The endocannabinoids bind with the cannabinoid receptors in a fashion similar to other neurotransmitters and can exert various effects depending upon the lock-and-key mechanisms. They can activate the receptors as full agonists or partial agonists, or they can dock in a receptor and act as a neutral antagonist, which does not activate the receptor, or as an inverse agonist, in which case it deactivates the receptor.
The endocannabinoids are not stored in the body, but are synthesized and released on demand. The activation of these endocannabinoids influences other chemical reactions, producing a cascade effect. The ECS helps in maintaining homeostasis and has the ability to move back and forth across the synapses between cells and may exert either an excitation or inhibition of activity (McPartland, 2008).

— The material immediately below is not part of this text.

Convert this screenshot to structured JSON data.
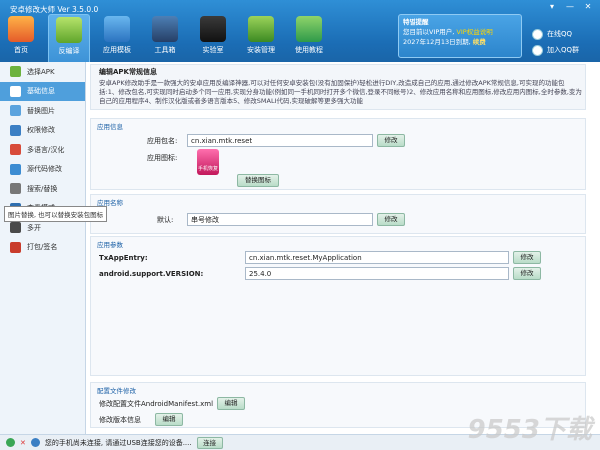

Robert Melemede calls the ECS the “oil of life” because it keeps numerous physiologic processes running smoothly (Melamede, 2006). Endocannabinoids serve as neurotransmitters or neuromodulators. Italian researcher Vincenzo DiMarzo noted that the ECS helps us eat, sleep, relax, protect, and forget (1998). The existence of this molecular system may explain why cannabis is helpful for such a wide array of conditions.